Similar criticisms have been levied against a range of Western entities as Iranian authorities have continued to escalate a strategy of hostage-taking in the midst of growing tensions with the international community. Presently, at least 16 dual nationals are known to be detained in the Islamic Republic, though the real number is likely much higher. Tehran tends to respond to the mere threat of publicity in such matters much the same way it responds to the prospect of diplomatic protection: by warning that the detainee’s case will only be further complicated, and their release made less likely. As a result, a number of families have avoided going to the media about their loved ones’ ordeals for months or years, only to eventually realize they are being treated no differently from other dual nationals.
At least two more dual nationals were sentenced to prison in Iran early this month, including another British citizen, Mehran Raoof. He and German-Iranian Nahid Taghavi were each sentenced to 10 years in prison on vague charges of “participating in a banned group” and “propaganda against the state” in connection with their social activism. Three other Iranian citizens were prosecuted simultaneously on the basis of similar activities, but the harshest of their sentences were six years and eight months. There is little question that the discrepancy reflects a familiar trend of more aggressive prosecution in the case of dual nationals – a trend that is likely to grow stronger as Iran’s new hardline president, Ebrahim Raisi, settles into office.
This week, Raisi submitted to parliament his choices to run a range of cabinet ministries and government agencies.

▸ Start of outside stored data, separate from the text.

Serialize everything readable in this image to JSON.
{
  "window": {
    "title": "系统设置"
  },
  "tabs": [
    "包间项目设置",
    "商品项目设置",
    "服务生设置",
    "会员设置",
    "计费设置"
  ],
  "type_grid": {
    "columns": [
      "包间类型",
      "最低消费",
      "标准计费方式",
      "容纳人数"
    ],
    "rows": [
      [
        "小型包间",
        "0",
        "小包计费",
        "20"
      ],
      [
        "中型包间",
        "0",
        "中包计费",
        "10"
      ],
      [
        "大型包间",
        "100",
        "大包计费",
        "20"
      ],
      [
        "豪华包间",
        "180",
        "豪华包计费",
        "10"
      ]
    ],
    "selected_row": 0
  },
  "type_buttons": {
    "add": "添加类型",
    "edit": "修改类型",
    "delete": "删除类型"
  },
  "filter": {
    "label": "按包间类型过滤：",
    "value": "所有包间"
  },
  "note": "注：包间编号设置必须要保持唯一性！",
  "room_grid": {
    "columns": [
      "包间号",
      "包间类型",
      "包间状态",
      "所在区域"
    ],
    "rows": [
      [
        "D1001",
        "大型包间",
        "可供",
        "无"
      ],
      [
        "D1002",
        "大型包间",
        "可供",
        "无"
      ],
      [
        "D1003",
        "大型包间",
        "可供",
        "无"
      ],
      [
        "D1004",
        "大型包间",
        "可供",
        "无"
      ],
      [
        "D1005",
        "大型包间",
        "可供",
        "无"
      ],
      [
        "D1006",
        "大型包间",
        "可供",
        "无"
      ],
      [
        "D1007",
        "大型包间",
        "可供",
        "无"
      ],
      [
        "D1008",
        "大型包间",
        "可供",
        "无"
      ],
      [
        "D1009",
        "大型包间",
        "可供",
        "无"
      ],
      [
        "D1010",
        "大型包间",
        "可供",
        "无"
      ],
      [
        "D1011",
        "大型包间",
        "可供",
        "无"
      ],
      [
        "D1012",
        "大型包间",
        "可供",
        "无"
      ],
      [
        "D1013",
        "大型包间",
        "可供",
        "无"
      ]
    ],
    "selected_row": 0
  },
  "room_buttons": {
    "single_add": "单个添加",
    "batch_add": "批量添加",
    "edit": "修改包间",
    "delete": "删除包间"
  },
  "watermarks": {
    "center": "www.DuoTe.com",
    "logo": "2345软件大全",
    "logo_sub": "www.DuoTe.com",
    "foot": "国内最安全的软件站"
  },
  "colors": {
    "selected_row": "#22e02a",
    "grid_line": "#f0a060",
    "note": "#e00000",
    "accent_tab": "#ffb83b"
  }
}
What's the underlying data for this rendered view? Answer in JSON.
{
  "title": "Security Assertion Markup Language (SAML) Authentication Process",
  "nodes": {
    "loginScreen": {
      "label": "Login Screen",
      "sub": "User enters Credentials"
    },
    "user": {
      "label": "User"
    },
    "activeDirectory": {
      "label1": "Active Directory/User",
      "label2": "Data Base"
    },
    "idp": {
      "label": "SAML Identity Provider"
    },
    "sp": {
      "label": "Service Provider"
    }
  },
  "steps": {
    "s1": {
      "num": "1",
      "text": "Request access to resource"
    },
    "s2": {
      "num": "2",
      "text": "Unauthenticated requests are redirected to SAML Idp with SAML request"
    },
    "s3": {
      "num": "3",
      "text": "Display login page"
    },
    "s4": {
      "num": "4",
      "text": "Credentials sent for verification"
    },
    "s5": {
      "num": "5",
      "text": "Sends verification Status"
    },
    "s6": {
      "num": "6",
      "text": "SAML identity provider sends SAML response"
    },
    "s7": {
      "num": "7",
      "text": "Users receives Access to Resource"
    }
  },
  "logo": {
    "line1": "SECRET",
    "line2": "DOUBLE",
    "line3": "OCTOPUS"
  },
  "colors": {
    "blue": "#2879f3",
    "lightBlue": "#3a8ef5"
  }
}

Among them was Hossein Amir Abdollahian, a close associate of Supreme Leader Ali Khamenei and the late commander of the Islamic Revolutionary Guard Corps’ Quds Force, Qassem Soleimani. Abdollahian is slated to take over for Mohammad Javad Zarif as Iran’s Foreign Minister, and experts believe that his appointment reflects the Raisi administration’s lack of interest in serious engagement with Western adversaries.
That prospective shift in posture could have significant implications for Western nationals detained in the Islamic Republic. While Tehran is sure to remain open to the prospect of prisoner exchanges and ransom payments, it may take a less direct approach than Zarif’s Foreign Ministry, relying on Western nations to reach out in the face of harsh treatment of their citizens. This, of course, makes the Ashoori family’s appeals for diplomatic protection and more assertive action on this and other cases even more urgent than it has been for the past several years.